Czasami mu to bym zajebala..pyta sie pijanego..czy chce jechac do domu...Do cholery to twoj brat....Zakutala pala..zaczelam na niego wrzeszczesc...no bo jak:) moi bracia to odrazu..bym mnie z tamatd zabierali..czy czym byliby tak troskliwi i wogole,a na drugi dzien bym dostala takie kazanie:) heheh wiem jak to wyglada u mnie...
AAA tak to...czujecie kto pana A. prowadzil do samochodu????ja z  P. a kto go wyprowadzal..my..a wielmozny M. szedl sobie z boku :/.......no tak to bylo najlepsz..Zwloki pana A. w laziece..co ja mam robic?? /rob co chcesz..mozesz z nim tu siedziec/ i jeb poszli sie zamkneli w swoim pokoju.......Dobra!!!!:/
Kumcia kochana..byla przy nim...on tez byl kiedys przy mnie...sciagnelam mu glany..tzn on mi w tym dopomogl...
Naszczescie wrocila Ineczka...bo bym chyba przez ta godzine siedziala w laziece na podlodze...Przetaszylysmy go do pokoju!!!! polozylysmy....A my same siadlysmy sobie wygodnie i gadalysmy:)

Aleeeeeeeeeeeeeee sprawozdanie:) hehe dawno takiego nie bylo!!

Ale naprawde ognisko udane:) aa no i dzisiaj mam nastepne..ale nie mam sil i ochoty tez wielkiej:) ale moze przyjdzie:)

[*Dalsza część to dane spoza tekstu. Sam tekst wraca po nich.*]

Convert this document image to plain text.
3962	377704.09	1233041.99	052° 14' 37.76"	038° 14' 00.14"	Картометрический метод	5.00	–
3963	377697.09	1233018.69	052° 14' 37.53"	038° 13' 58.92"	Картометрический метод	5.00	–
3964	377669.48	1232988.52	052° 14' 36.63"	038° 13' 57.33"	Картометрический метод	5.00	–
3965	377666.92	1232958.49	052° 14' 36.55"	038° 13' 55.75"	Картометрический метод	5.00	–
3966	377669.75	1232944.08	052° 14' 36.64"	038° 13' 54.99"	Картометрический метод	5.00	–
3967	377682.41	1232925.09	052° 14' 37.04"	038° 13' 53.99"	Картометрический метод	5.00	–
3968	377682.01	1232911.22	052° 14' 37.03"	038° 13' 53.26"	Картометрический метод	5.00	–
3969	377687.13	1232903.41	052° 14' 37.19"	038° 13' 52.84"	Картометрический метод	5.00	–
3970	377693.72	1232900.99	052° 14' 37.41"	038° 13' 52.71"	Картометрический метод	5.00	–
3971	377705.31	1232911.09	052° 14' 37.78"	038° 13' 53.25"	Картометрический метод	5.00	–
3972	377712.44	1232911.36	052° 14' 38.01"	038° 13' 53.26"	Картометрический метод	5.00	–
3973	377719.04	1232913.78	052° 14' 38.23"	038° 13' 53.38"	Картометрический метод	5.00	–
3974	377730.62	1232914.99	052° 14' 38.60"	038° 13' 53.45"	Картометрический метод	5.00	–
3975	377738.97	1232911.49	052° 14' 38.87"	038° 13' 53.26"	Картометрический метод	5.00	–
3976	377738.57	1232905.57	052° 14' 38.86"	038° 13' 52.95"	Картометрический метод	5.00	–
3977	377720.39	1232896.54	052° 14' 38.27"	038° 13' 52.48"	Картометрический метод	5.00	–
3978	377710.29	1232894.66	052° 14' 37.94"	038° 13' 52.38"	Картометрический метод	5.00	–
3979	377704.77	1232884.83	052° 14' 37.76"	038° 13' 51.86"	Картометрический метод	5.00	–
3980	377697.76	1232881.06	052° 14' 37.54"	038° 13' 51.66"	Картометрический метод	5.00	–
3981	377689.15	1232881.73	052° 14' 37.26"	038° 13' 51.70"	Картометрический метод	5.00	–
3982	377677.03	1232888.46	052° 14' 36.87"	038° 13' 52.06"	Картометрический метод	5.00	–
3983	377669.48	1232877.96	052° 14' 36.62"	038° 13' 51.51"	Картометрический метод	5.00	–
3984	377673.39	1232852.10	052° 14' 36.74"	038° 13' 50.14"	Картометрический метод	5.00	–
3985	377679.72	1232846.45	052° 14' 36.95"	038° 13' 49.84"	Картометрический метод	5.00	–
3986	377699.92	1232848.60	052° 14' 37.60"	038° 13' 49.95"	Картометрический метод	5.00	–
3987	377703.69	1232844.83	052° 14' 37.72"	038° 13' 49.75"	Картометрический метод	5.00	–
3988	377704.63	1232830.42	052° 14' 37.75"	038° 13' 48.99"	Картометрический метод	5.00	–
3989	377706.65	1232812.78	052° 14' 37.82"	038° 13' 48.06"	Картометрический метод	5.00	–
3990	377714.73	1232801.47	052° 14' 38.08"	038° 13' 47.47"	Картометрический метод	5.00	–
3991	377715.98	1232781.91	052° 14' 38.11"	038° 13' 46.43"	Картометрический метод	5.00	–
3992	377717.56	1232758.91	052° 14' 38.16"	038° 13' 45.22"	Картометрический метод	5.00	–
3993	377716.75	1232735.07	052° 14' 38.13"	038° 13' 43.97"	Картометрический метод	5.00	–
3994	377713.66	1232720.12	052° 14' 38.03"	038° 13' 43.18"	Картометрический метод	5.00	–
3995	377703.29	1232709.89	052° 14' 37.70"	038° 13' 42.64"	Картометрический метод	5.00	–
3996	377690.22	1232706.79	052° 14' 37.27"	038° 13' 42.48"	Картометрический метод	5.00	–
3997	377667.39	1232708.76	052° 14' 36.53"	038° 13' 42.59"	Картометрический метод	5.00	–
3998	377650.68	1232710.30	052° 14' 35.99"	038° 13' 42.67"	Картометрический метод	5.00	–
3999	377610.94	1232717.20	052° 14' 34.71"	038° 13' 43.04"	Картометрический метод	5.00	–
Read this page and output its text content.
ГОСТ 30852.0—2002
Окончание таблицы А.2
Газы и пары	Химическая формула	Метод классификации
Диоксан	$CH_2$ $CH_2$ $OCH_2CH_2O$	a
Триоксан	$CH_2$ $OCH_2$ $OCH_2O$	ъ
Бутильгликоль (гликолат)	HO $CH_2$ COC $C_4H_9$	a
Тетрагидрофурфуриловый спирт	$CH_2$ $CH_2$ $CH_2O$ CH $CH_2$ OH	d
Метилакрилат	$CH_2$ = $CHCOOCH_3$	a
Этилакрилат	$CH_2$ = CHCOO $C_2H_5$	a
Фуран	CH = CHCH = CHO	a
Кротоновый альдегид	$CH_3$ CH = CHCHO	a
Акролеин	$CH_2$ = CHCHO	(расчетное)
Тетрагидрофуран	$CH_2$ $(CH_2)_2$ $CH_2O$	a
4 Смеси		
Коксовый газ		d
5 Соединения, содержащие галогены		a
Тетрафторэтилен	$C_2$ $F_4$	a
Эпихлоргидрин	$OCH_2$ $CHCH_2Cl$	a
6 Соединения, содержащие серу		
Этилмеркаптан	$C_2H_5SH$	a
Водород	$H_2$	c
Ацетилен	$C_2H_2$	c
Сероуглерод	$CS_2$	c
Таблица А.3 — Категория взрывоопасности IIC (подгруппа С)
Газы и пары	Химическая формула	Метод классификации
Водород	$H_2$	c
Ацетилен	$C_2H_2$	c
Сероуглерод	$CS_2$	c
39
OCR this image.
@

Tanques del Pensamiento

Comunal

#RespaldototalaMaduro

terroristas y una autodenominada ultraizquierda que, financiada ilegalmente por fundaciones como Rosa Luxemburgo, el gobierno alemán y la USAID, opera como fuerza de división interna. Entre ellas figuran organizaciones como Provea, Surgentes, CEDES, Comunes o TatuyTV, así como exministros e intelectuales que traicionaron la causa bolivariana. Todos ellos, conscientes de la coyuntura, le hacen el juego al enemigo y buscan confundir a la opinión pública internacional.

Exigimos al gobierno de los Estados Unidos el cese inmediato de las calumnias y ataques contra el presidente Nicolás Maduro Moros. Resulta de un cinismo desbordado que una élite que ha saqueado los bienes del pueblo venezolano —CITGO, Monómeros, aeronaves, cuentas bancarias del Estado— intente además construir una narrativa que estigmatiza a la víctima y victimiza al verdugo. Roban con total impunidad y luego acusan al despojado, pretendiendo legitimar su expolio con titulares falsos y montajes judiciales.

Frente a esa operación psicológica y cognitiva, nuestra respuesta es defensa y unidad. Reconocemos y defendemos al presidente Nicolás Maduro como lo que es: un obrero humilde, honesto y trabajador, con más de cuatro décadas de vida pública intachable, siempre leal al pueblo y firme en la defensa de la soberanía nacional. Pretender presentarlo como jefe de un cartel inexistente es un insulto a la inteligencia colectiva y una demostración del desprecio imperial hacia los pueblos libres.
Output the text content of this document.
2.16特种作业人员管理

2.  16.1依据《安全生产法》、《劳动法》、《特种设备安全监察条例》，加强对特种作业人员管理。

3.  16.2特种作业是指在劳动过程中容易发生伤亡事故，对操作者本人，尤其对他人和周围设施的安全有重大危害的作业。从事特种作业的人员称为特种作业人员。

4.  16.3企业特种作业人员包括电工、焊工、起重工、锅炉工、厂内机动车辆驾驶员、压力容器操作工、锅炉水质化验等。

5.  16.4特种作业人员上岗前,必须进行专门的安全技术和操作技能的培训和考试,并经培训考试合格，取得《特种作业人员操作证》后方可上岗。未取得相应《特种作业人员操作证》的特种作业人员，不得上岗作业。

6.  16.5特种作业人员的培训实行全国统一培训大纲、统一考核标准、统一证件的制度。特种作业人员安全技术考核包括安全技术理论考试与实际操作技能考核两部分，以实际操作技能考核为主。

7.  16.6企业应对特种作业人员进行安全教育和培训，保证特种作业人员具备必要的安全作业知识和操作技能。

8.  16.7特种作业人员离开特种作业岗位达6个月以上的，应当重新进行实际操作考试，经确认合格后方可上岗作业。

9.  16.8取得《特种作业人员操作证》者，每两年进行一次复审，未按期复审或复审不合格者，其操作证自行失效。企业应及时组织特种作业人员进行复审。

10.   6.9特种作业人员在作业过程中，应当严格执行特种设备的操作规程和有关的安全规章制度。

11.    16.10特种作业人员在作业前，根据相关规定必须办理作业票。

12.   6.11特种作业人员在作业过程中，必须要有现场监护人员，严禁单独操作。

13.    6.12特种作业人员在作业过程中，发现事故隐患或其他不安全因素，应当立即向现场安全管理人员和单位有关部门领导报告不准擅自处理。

Stwierdzilysmy z Ka.,ze nieee....nie musimy zaliczac 3 imprez..przecieciez 2 to takie nie bardzo..w dodatku na jedna to chodze juz od dwoch lat..w dodatku coraz gorsze sa!!!Stwierdzilysmy..ze jedna musimy zaliczyc-i to na poziomie!!
Iiiiiiiii co jeszcze????????mamy w planach spedzic weekend w Stolicy:) ooooooo tak:) jak wypali to miodzi:)To juz naparwde bede mogla powiedziec,ze gdzie ja nie bylam na imprezie w te wakacje:P hehehe;) juuuuuuuhuuu!!